Karile Klug: Wir wählten Zoom für unsere Live-Online-Inhalte, weil das Tool unsere wichtigsten Anforderungen erfüllt: es muss so einfach und zugänglich sein, dass Kinder es ohne viel Einarbeitung und ständige Aufsicht der Eltern bedienen können, und wir behalten die Kontrolle über die Sicherheit der Teilnehmenden. Im Laufe des Jahres haben wir über 2.000 Kinder in über 250 Online-Workshops begrüßt sowie Hybridunterricht an mehreren Schulen angeboten. Als klar wurde, dass die Kinder nach den Winterferien nicht zurück in die Schule können, wollten wir den Familien schnell Unterstützung bieten. Wir sind dankbar, dass Zoom unsere Mission verstanden und sie mit uns umgesetzt hat! Innerhalb kürzester Zeit waren die gesponserten Workshops ausverkauft. Das ist die Agilität, die wir im Bildungsbereich brauchen! Wir freuen uns, auch zukünftig mit Zoom das weitere Potenzial auszuschöpfen. 

Peer Stemmler: Für uns ist die HABA Digitalwerkstatt realitätsnahes Lernen. Sogenannte Digital Natives bringen ein hohes Maß an digitalem Selbstverständnis mit, darauf sind die Inhalte ausgerichtet. Die Workshops zu Minecraft und der E-Book-Gestaltung sind der beste Beweis dafür.

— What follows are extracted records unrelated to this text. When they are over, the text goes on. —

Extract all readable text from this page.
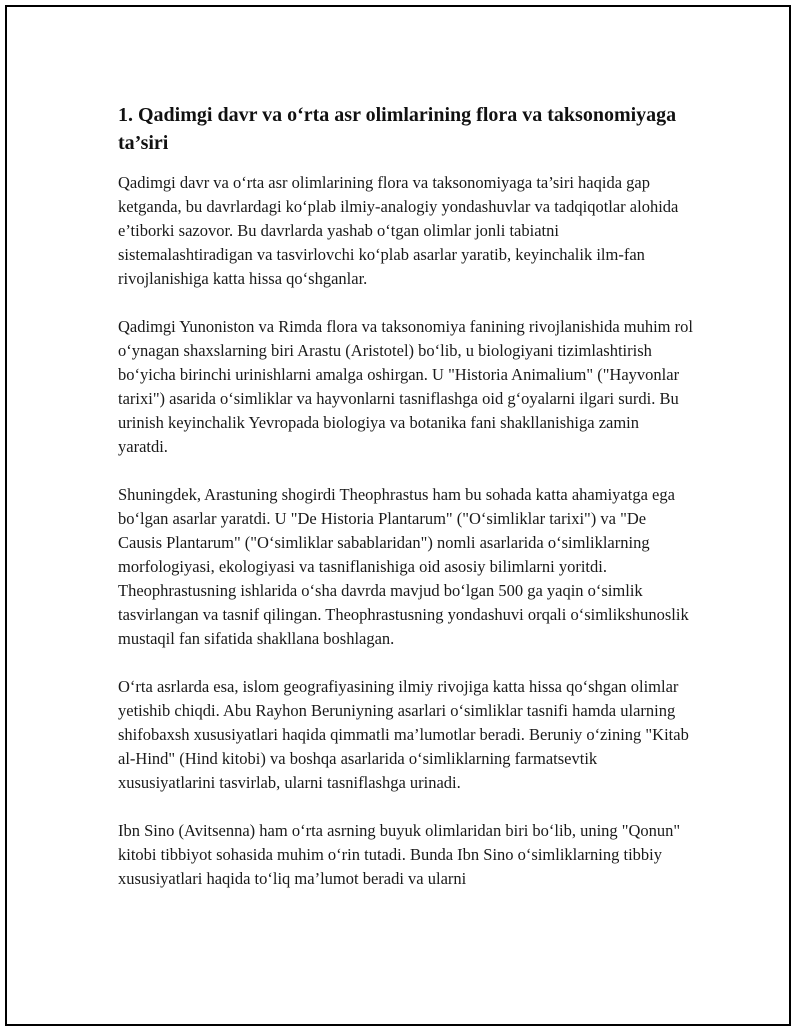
1. Qadimgi davr va o‘rta asr olimlarining flora va taksonomiyaga ta’siri

Qadimgi davr va o‘rta asr olimlarining flora va taksonomiyaga ta’siri haqida gap ketganda, bu davrlardagi ko‘plab ilmiy-analogiy yondashuvlar va tadqiqotlar alohida e’tiborki sazovor. Bu davrlarda yashab o‘tgan olimlar jonli tabiatni sistemalashtiradigan va tasvirlovchi ko‘plab asarlar yaratib, keyinchalik ilm-fan rivojlanishiga katta hissa qo‘shganlar.

Qadimgi Yunoniston va Rimda flora va taksonomiya fanining rivojlanishida muhim rol o‘ynagan shaxslarning biri Arastu (Aristotel) bo‘lib, u biologiyani tizimlashtirish bo‘yicha birinchi urinishlarni amalga oshirgan. U "Historia Animalium" ("Hayvonlar tarixi") asarida o‘simliklar va hayvonlarni tasniflashga oid g‘oyalarni ilgari surdi. Bu urinish keyinchalik Yevropada biologiya va botanika fani shakllanishiga zamin yaratdi.

Shuningdek, Arastuning shogirdi Theophrastus ham bu sohada katta ahamiyatga ega bo‘lgan asarlar yaratdi. U "De Historia Plantarum" ("O‘simliklar tarixi") va "De Causis Plantarum" ("O‘simliklar sabablaridan") nomli asarlarida o‘simliklarning morfologiyasi, ekologiyasi va tasniflanishiga oid asosiy bilimlarni yoritdi. Theophrastusning ishlarida o‘sha davrda mavjud bo‘lgan 500 ga yaqin o‘simlik tasvirlangan va tasnif qilingan. Theophrastusning yondashuvi orqali o‘simlikshunoslik mustaqil fan sifatida shakllana boshlagan.

O‘rta asrlarda esa, islom geografiyasining ilmiy rivojiga katta hissa qo‘shgan olimlar yetishib chiqdi. Abu Rayhon Beruniyning asarlari o‘simliklar tasnifi hamda ularning shifobaxsh xususiyatlari haqida qimmatli ma’lumotlar beradi. Beruniy o‘zining "Kitab al-Hind" (Hind kitobi) va boshqa asarlarida o‘simliklarning farmatsevtik xususiyatlarini tasvirlab, ularni tasniflashga urinadi.

Ibn Sino (Avitsenna) ham o‘rta asrning buyuk olimlaridan biri bo‘lib, uning "Qonun" kitobi tibbiyot sohasida muhim o‘rin tutadi. Bunda Ibn Sino o‘simliklarning tibbiy xususiyatlari haqida to‘liq ma’lumot beradi va ularni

Dass wir HABA die Umsetzung erleichtern können, freut uns umso mehr. Der Erfolg der Workshops spricht für sich und die Zusammenarbeit wird auch in Zukunft viele Möglichkeiten bieten.

Zu den Personen

  • Karile Klug ist seit April 2020 zweite Geschäftsführerin der HABA Digital GmbH und leitet gemeinsam mit Bentje Lefers die HABA Digitalwerkstätten. Während ihres Business Management und Soziologie Studiums und ihrer anschließenden beruflichen Stationen bei Agenturen, Vermarktern und einem großen deutschen Business-Netzwerk lag Klugs Hauptaugenmerk auf neuen Technologien sowie der Internationalisierung von Produkten. Nebenberuflich war Karile Klug lang als Beraterin und Trainerin für Sprachassistenten-Technologien tätig. 

    Selbst Mutter von zwei Kindern, stellte Klug schnell fest, dass die digitale Bildung von Kindern immer wichtiger wird, und entschied sich daher, die HABA Digitalwerkstatt mit ihrem Know-How zu unterstützen. So entstand in kürzester Zeit u. a. ein umfangreiches Online-Angebot, bei dem sich mittlerweile nicht mehr nur Kinder aus Deutschland in wichtigen Zukunftskompetenzen wie Teamfähigkeit, logischem Denken und Kreativität sowie in der digitalen Welt üben.
  • Peer Stemmler ist Deutschlandchef von Zoom und leitet seit Oktober 2019 das Vertriebsteam in DACH. Nach seinem Studium im Bereich Maschinenbau startete der Diplom-Ingenieur zunächst in der Automobilbranche, bevor er sich auf IT-Software spezialisierte. Peer Stemmler verfügt über jahrelange Erfahrung im Bereich Videotelefonie und -konferenz und hatte verschiedene leitende Vertriebspositionen beim Videokonferenzanbieter WebEx und später beim Telekommunikationsunternehmen Cisco inne, bevor er Ende 2019 zu Zoom wechselte.

    Als Vater von drei Töchtern und Experte im Bereich Telekommunikation weiß er aus eigener Erfahrung, wie wichtig der sichere Umgang mit IT-Software und Videokonferenzlösungen ist – sowohl im Berufsleben als auch im Privaten.